Bengaluru-based AI startup Sarvam has become India’s newest unicorn after raising US$234 million in a Series B funding round led by HCLTech, which invested US$150 million and helped propel the company’s valuation to US$1.5 billion. The round also attracted participation from Bessemer Venture Partners, Khosla Ventures and Peak XV Partners, with Sarvam planning to expand the raise to US$300 million.
The milestone highlights growing investor confidence in India’s open-source AI ecosystem. Since raising US$41 million in seed and Series A funding two years ago, Sarvam has released indigenous open-source foundation models with 30 billion and 105 billion parameters, positioning itself among a select group of Indian companies developing large-scale AI models.
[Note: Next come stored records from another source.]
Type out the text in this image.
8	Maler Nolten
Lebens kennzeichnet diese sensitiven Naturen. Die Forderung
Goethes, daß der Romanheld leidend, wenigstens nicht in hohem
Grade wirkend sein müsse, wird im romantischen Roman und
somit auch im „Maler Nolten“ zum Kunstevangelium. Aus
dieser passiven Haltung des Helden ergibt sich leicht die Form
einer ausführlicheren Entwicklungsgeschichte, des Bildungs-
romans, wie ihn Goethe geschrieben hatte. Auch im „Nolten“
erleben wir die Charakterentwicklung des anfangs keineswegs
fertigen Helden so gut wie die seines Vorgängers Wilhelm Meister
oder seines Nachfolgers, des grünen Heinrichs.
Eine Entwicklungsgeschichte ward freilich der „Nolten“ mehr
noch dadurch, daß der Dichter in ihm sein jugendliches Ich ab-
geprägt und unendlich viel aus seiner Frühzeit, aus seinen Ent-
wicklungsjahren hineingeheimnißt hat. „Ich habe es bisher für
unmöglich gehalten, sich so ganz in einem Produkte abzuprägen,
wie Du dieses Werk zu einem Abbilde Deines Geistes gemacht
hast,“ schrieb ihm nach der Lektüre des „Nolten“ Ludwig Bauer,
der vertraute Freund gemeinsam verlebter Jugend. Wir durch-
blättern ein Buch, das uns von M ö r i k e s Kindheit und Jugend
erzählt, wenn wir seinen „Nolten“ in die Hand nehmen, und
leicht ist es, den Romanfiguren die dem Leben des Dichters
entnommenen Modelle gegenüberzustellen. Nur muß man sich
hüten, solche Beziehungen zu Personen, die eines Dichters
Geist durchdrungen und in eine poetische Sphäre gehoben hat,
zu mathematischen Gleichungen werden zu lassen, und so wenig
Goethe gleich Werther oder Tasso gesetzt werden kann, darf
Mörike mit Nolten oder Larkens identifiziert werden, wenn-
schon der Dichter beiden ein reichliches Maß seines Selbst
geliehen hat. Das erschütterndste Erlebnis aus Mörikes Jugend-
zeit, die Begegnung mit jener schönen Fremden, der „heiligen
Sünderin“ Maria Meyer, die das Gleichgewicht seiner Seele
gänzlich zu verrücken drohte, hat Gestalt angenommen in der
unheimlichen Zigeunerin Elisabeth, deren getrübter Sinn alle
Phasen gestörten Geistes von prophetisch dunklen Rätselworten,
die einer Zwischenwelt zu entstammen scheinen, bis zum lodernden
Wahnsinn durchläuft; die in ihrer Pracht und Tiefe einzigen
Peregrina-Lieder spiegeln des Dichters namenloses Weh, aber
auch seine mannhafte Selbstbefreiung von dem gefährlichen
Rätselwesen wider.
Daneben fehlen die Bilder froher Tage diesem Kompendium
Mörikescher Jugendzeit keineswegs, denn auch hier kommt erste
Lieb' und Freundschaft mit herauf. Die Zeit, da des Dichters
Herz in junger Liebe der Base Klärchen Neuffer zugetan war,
Unlike many AI startups focused primarily on applications, Sarvam is building a full-stack AI platform spanning foundation models, inference infrastructure, enterprise software, agentic AI platforms, speech AI and document AI. Its solutions target Indian-language applications as well as banking, insurance, government and defence sectors.
The company reports more than 2 million conversational AI interactions and around 10 million inference API calls daily. Its speech models process over 500,000 hours of speech each month, while its document AI systems have digitised more than 35 million pages.
Sarvam’s multilingual voice agents have enabled the Ministry of Agriculture and Farmers Welfare to collect information from 17 million farmers, while a nationwide insurance initiative supported the renewal of 45 million policies. A major fintech company is also using its agentic AI platform to support more than 350,000 sales employees.
The new funding will support research into next-generation AI models, agentic systems, coding and cybersecurity AI, alongside expanded compute infrastructure.
“The aim is to spread this technology in India and bring value to citizens, small businesses, enterprises, and state and central governments in the country,” said Vivek Raghavan, co-founder of Sarvam. “With AI, we’re in a great place to help them adopt and innovate.”